Revelli et Rigoni Stern ont plusieurs points communs : tous les deux sont nés, comme l’écrit Primo Levi « à l’ombre des montagnes ». Coni au Piémont pour Revelli, là où les Alpes unissent l’Italie à la France ; Asiago en Vénétie, pour Rigoni Stern, une autre région, où les Alpes, cette fois, relient l’Italie à l’espace culturel austro-allemand. Revelli et Rigoni Stern ont tous deux combattu sous l’uniforme des chasseurs alpins italiens sur le front russe, aux côtés des Allemands, durant la Deuxième guerre mondiale. Ils ont participé l’un et l’autre à la bataille du Don et Revelli, officier d’active, est un survivant de Stalingrad.
"Ils ont appris l'indignation"
Ils se sont révoltés contre ce qu’ils avaient vu commettre, par la Wehrmacht, en URSS. Revenus l’un et l’autre de l’enfer par miracle, ils ont adopté la même attitude à la mi-43. Lorsque Mussolini a été destitué, arrêté, puis libéré par les nazis, Revelli et Rigoni Stern ont refusé de poursuivre la guerre aux côtés des nazis. D’obéir à la « République de Salo », cet Etat fantoche soutenu par Hitler dans les zones qu’elle contrôlait et où le chef en titre, Benito Mussolini, n’était plus qu’un pantin entre les mains de son allié.
Revelli est entré dans la Résistance antifasciste armée au sein de l’organisation Giustizia e Liberta. Rigoni Stern, lui, échappé de Russie après une interminable fuite narrée dans son livre, Le sergent dans la neige, avait décidé tout simplement de rentrer chez lui, dans l’altipiano, afin de retrouver sa vie en simple civil. Arrêté sur la frontière italo-autrichienne en septembre 1943, il a été déporté dans un camp de prisonniers en Mazurie.
Dans ce camp, les Allemands avaient fait mourir de faim 50 000 prisonniers de guerre russes. A ces soldats italiens aguerris, on a proposé de rempiler pour sauver leur peau. « Quand ils ont dit : Soldats alpins, faites un pas en avant, retournez au combat !, nous avons fait un pas en arrière. Les autres nous ont suivis. Nous avons été couverts d’insultes et d’injures. Mais nous avions compris que nous étions du côté du tort. Après tout ce que nous avions vu, nous ne pouvions plus être alliés avec les Allemands. (…) Nous avions derrière nous l’histoire qui nous avait ouvert les yeux sur nous-mêmes et sur ceux dont nous disait qu’ils étaient nos ennemis. Ce qu’on nous avait enseigné dans notre jeunesse était faux. Non, il ne fallait pas « croire, obéir, combattre ». Et l’obéissance ne devait pas être ni aveugle, ni immédiate, ni absolue. »

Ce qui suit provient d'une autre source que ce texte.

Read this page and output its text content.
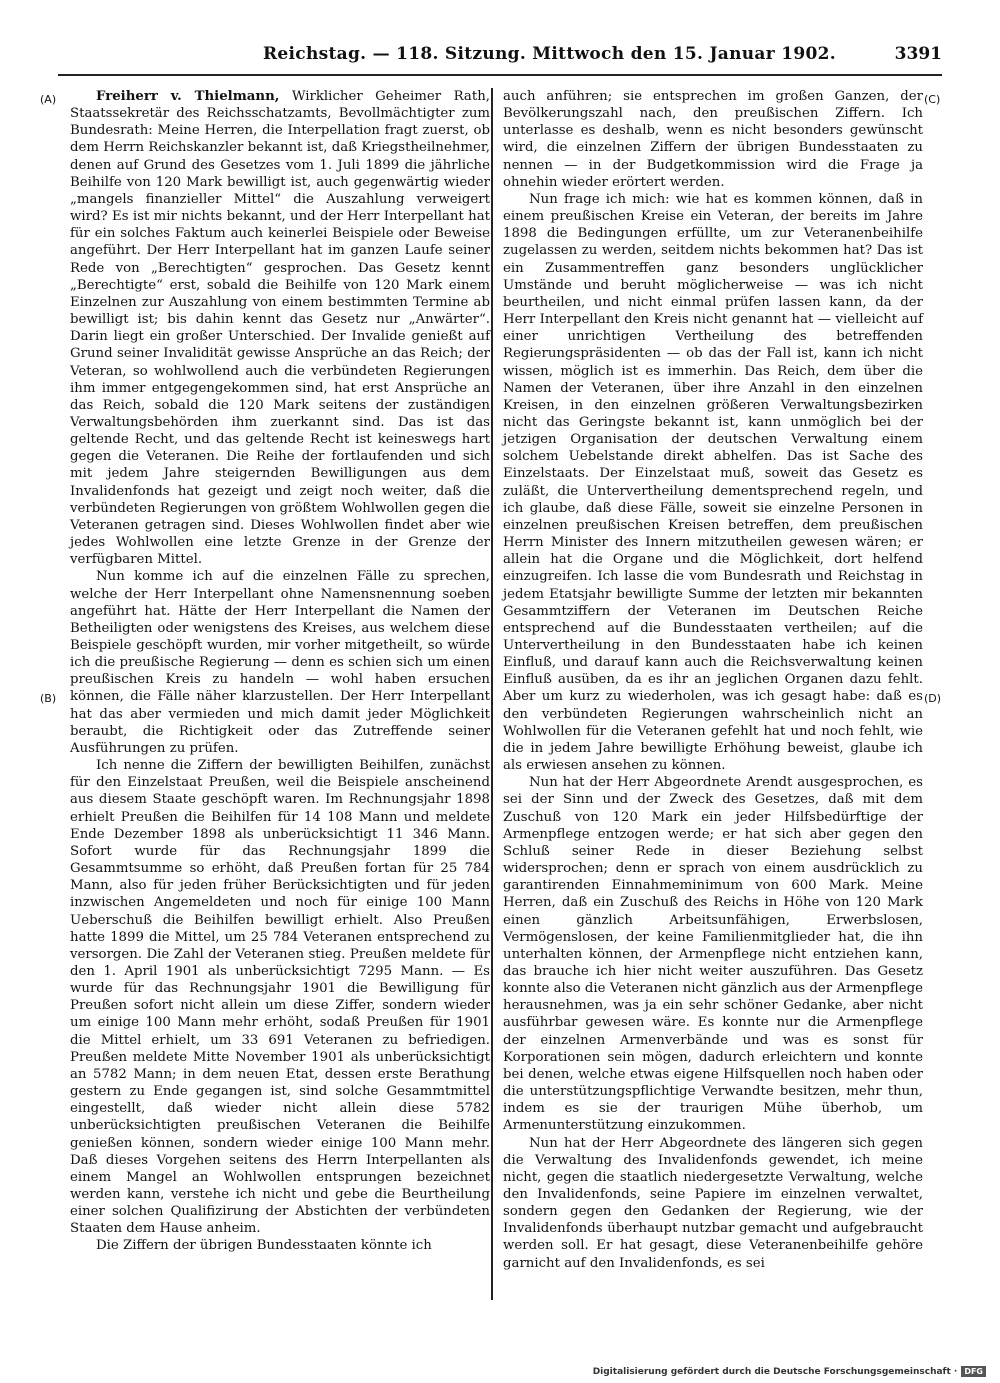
Reichstag. — 118. Sitzung. Mittwoch den 15. Januar 1902.	3391
(A)
(B)
(C)
(D)

Freiherr v. Thielmann, Wirklicher Geheimer Rath, Staatssekretär des Reichsschatzamts, Bevollmächtigter zum Bundesrath: Meine Herren, die Interpellation fragt zuerst, ob dem Herrn Reichskanzler bekannt ist, daß Kriegstheilnehmer, denen auf Grund des Gesetzes vom 1. Juli 1899 die jährliche Beihilfe von 120 Mark bewilligt ist, auch gegenwärtig wieder „mangels finanzieller Mittel“ die Auszahlung verweigert wird? Es ist mir nichts bekannt, und der Herr Interpellant hat für ein solches Faktum auch keinerlei Beispiele oder Beweise angeführt. Der Herr Interpellant hat im ganzen Laufe seiner Rede von „Berechtigten“ gesprochen. Das Gesetz kennt „Berechtigte“ erst, sobald die Beihilfe von 120 Mark einem Einzelnen zur Auszahlung von einem bestimmten Termine ab bewilligt ist; bis dahin kennt das Gesetz nur „Anwärter“. Darin liegt ein großer Unterschied. Der Invalide genießt auf Grund seiner Invalidität gewisse Ansprüche an das Reich; der Veteran, so wohlwollend auch die verbündeten Regierungen ihm immer entgegengekommen sind, hat erst Ansprüche an das Reich, sobald die 120 Mark seitens der zuständigen Verwaltungsbehörden ihm zuerkannt sind. Das ist das geltende Recht, und das geltende Recht ist keineswegs hart gegen die Veteranen. Die Reihe der fortlaufenden und sich mit jedem Jahre steigernden Bewilligungen aus dem Invalidenfonds hat gezeigt und zeigt noch weiter, daß die verbündeten Regierungen von größtem Wohlwollen gegen die Veteranen getragen sind. Dieses Wohlwollen findet aber wie jedes Wohlwollen eine letzte Grenze in der Grenze der verfügbaren Mittel.

Nun komme ich auf die einzelnen Fälle zu sprechen, welche der Herr Interpellant ohne Namensnennung soeben angeführt hat. Hätte der Herr Interpellant die Namen der Betheiligten oder wenigstens des Kreises, aus welchem diese Beispiele geschöpft wurden, mir vorher mitgetheilt, so würde ich die preußische Regierung — denn es schien sich um einen preußischen Kreis zu handeln — wohl haben ersuchen können, die Fälle näher klarzustellen. Der Herr Interpellant hat das aber vermieden und mich damit jeder Möglichkeit beraubt, die Richtigkeit oder das Zutreffende seiner Ausführungen zu prüfen.

Ich nenne die Ziffern der bewilligten Beihilfen, zunächst für den Einzelstaat Preußen, weil die Beispiele anscheinend aus diesem Staate geschöpft waren. Im Rechnungsjahr 1898 erhielt Preußen die Beihilfen für 14 108 Mann und meldete Ende Dezember 1898 als unberücksichtigt 11 346 Mann. Sofort wurde für das Rechnungsjahr 1899 die Gesammtsumme so erhöht, daß Preußen fortan für 25 784 Mann, also für jeden früher Berücksichtigten und für jeden inzwischen Angemeldeten und noch für einige 100 Mann Ueberschuß die Beihilfen bewilligt erhielt. Also Preußen hatte 1899 die Mittel, um 25 784 Veteranen entsprechend zu versorgen. Die Zahl der Veteranen stieg. Preußen meldete für den 1. April 1901 als unberücksichtigt 7295 Mann. — Es wurde für das Rechnungsjahr 1901 die Bewilligung für Preußen sofort nicht allein um diese Ziffer, sondern wieder um einige 100 Mann mehr erhöht, sodaß Preußen für 1901 die Mittel erhielt, um 33 691 Veteranen zu befriedigen. Preußen meldete Mitte November 1901 als unberücksichtigt an 5782 Mann; in dem neuen Etat, dessen erste Berathung gestern zu Ende gegangen ist, sind solche Gesammtmittel eingestellt, daß wieder nicht allein diese 5782 unberücksichtigten preußischen Veteranen die Beihilfe genießen können, sondern wieder einige 100 Mann mehr. Daß dieses Vorgehen seitens des Herrn Interpellanten als einem Mangel an Wohlwollen entsprungen bezeichnet werden kann, verstehe ich nicht und gebe die Beurtheilung einer solchen Qualifizirung der Abstichten der verbündeten Staaten dem Hause anheim.

Die Ziffern der übrigen Bundesstaaten könnte ich

auch anführen; sie entsprechen im großen Ganzen, der Bevölkerungszahl nach, den preußischen Ziffern. Ich unterlasse es deshalb, wenn es nicht besonders gewünscht wird, die einzelnen Ziffern der übrigen Bundesstaaten zu nennen — in der Budgetkommission wird die Frage ja ohnehin wieder erörtert werden.

Nun frage ich mich: wie hat es kommen können, daß in einem preußischen Kreise ein Veteran, der bereits im Jahre 1898 die Bedingungen erfüllte, um zur Veteranenbeihilfe zugelassen zu werden, seitdem nichts bekommen hat? Das ist ein Zusammentreffen ganz besonders unglücklicher Umstände und beruht möglicherweise — was ich nicht beurtheilen, und nicht einmal prüfen lassen kann, da der Herr Interpellant den Kreis nicht genannt hat — vielleicht auf einer unrichtigen Vertheilung des betreffenden Regierungspräsidenten — ob das der Fall ist, kann ich nicht wissen, möglich ist es immerhin. Das Reich, dem über die Namen der Veteranen, über ihre Anzahl in den einzelnen Kreisen, in den einzelnen größeren Verwaltungsbezirken nicht das Geringste bekannt ist, kann unmöglich bei der jetzigen Organisation der deutschen Verwaltung einem solchem Uebelstande direkt abhelfen. Das ist Sache des Einzelstaats. Der Einzelstaat muß, soweit das Gesetz es zuläßt, die Untervertheilung dementsprechend regeln, und ich glaube, daß diese Fälle, soweit sie einzelne Personen in einzelnen preußischen Kreisen betreffen, dem preußischen Herrn Minister des Innern mitzutheilen gewesen wären; er allein hat die Organe und die Möglichkeit, dort helfend einzugreifen. Ich lasse die vom Bundesrath und Reichstag in jedem Etatsjahr bewilligte Summe der letzten mir bekannten Gesammtziffern der Veteranen im Deutschen Reiche entsprechend auf die Bundesstaaten vertheilen; auf die Untervertheilung in den Bundesstaaten habe ich keinen Einfluß, und darauf kann auch die Reichsverwaltung keinen Einfluß ausüben, da es ihr an jeglichen Organen dazu fehlt. Aber um kurz zu wiederholen, was ich gesagt habe: daß es den verbündeten Regierungen wahrscheinlich nicht an Wohlwollen für die Veteranen gefehlt hat und noch fehlt, wie die in jedem Jahre bewilligte Erhöhung beweist, glaube ich als erwiesen ansehen zu können.

Nun hat der Herr Abgeordnete Arendt ausgesprochen, es sei der Sinn und der Zweck des Gesetzes, daß mit dem Zuschuß von 120 Mark ein jeder Hilfsbedürftige der Armenpflege entzogen werde; er hat sich aber gegen den Schluß seiner Rede in dieser Beziehung selbst widersprochen; denn er sprach von einem ausdrücklich zu garantirenden Einnahmeminimum von 600 Mark. Meine Herren, daß ein Zuschuß des Reichs in Höhe von 120 Mark einen gänzlich Arbeitsunfähigen, Erwerbslosen, Vermögenslosen, der keine Familienmitglieder hat, die ihn unterhalten können, der Armenpflege nicht entziehen kann, das brauche ich hier nicht weiter auszuführen. Das Gesetz konnte also die Veteranen nicht gänzlich aus der Armenpflege herausnehmen, was ja ein sehr schöner Gedanke, aber nicht ausführbar gewesen wäre. Es konnte nur die Armenpflege der einzelnen Armenverbände und was es sonst für Korporationen sein mögen, dadurch erleichtern und konnte bei denen, welche etwas eigene Hilfsquellen noch haben oder die unterstützungspflichtige Verwandte besitzen, mehr thun, indem es sie der traurigen Mühe überhob, um Armenunterstützung einzukommen.

Nun hat der Herr Abgeordnete des längeren sich gegen die Verwaltung des Invalidenfonds gewendet, ich meine nicht, gegen die staatlich niedergesetzte Verwaltung, welche den Invalidenfonds, seine Papiere im einzelnen verwaltet, sondern gegen den Gedanken der Regierung, wie der Invalidenfonds überhaupt nutzbar gemacht und aufgebraucht werden soll. Er hat gesagt, diese Veteranenbeihilfe gehöre garnicht auf den Invalidenfonds, es sei

Digitalisierung gefördert durch die Deutsche Forschungsgemeinschaft · DFG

"Des livres qui ne sont pas inutiles"...
Primo Levi avait raison, ses « deux frères » ont écrit « des livres qui ne sont pas inutiles ». Et c’est l’œuvre du second que je voudrais attirer votre attention. Oh pas parce qu’on va célébrer, dans quelques semaines, le dixième anniversaire de sa mort. Je n’ai pas le goût des commémorations. Mais parce qu’un ouvrage en quelque sorte posthume de Mario Rigoni Stern vient de paraître en français.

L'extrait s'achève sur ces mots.